Bolsonaro coloca Moraes contra a parede
Como impedir, com as regras da democracia, que Bolsonaro destrua a democracia?
"Uma das grandes ironias de como as democracias morrem é que a própria defesa da democracia é muitas vezes usada como pretexto para a sua subversão."
Essa é uma constatação dos cientistas políticos norte-americanos Steven Levitsky e Daniel Ziblatt, autores do livro "Como as democracias morrem".
Até Levitsky e Ziblatt, apontava-se o declínio das democracias como resultado de golpes de Estado promovidos com uso explícito da força. Mas os autores revelaram que, hoje, as democracias morrem de uma maneira muito mais sutil.
Mostraram que autocratas, mesmo eleitos democraticamente, subvertem as instituições estabelecidas contando até com a aprovação de Cortes constitucionais.
Os autores apontaram Venezuela, Hungria, Peru, Nicarágua, Rússia e Filipinas como países em que autocratas obtiveram êxito. Quando chegaram ao poder, alteraram aos poucos as instituições, fragilizando definitivamente a democracia.
O livro, de 2018, apontou um dilema: como lidar, dentro das regras democráticas, com aqueles que usam a democracia contra a democracia?
É o dilema no qual, agora, o ex-presidente Jair Bolsonaro colocou o ministro Alexandre de Moraes, do Supremo Tribunal Federal: como impedir, com as regras da democracia, que Bolsonaro destrua a democracia?
Moraes impôs regras restritivas a Bolsonaro por suas articulações para atrapalhar o julgamento em que é acusado da tentativa de golpe de Estado.
Além de usar tornozeleira eletrônica e não poder sair de casa à noite, o ex-presidente foi proibido de postar e participar de lives nas redes sociais.
Moraes está posto contra a parede. Os bolsonaristas gritam, com razão, que Bolsonaro não tem como impedir que terceiros publiquem suas declarações nas redes sociais. Reclamam ainda que a liberdade de expressão é um direito fundamental das democracias.

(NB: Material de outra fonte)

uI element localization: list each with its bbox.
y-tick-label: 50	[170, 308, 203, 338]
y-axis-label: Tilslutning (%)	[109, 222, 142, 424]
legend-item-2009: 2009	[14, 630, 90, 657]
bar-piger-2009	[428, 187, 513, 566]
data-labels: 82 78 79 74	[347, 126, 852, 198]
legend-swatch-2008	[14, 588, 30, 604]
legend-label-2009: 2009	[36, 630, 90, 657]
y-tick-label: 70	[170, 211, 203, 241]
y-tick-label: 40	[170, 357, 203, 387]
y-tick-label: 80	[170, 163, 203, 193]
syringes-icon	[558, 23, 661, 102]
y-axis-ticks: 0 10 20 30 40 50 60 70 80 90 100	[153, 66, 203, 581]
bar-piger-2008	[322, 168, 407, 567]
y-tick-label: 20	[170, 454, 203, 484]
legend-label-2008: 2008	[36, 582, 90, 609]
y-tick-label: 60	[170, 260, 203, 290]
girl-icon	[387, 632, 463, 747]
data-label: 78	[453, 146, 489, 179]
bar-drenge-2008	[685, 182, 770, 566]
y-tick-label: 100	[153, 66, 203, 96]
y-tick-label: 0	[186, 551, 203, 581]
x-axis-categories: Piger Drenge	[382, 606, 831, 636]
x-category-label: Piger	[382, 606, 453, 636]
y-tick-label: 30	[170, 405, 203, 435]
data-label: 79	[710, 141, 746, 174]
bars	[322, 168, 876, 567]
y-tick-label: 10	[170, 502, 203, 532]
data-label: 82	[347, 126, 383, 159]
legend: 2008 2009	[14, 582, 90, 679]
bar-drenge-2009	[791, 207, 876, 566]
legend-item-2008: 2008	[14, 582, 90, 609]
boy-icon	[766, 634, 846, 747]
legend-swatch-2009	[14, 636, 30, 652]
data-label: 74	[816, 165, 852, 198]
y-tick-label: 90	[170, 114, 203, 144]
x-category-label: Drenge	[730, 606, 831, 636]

No livro, Levitsky e Ziblatt discorrem sobre mecanismos para impedir a ascensão desses tipos de autocratas. Entre os mecanismos, citam os partidos políticos como gatekeepers, ou seja, porteiros capazes de barrar os penetras.
Alexandre de Moraes, neste momento, atua com um gatekeeper. É ele o porteiro encarregado de proteger a democracia e que será culpabilizado pelo avanço desse penetra ambiente democrático.
Mas é também ele quem será acusado de uso da força excessiva, do rompimento com as regras da democracia. Aliás, já está sendo acusado. E o pior é que não sem razão.
Mas como lidar com quem usa a democracia contra a democracia?
No próprio livro premonitório de Steven Levitsky e Daniel Ziblatt pode-se encontrar uma resposta que, praticamente, inocenta Alexandre de Moraes.Tudo bem:
"Nenhum manual de operação, não importa quão detalhado, é capaz de antecipar todas as contingências possíveis ou prescrever como se comportar sob todas as circunstâncias."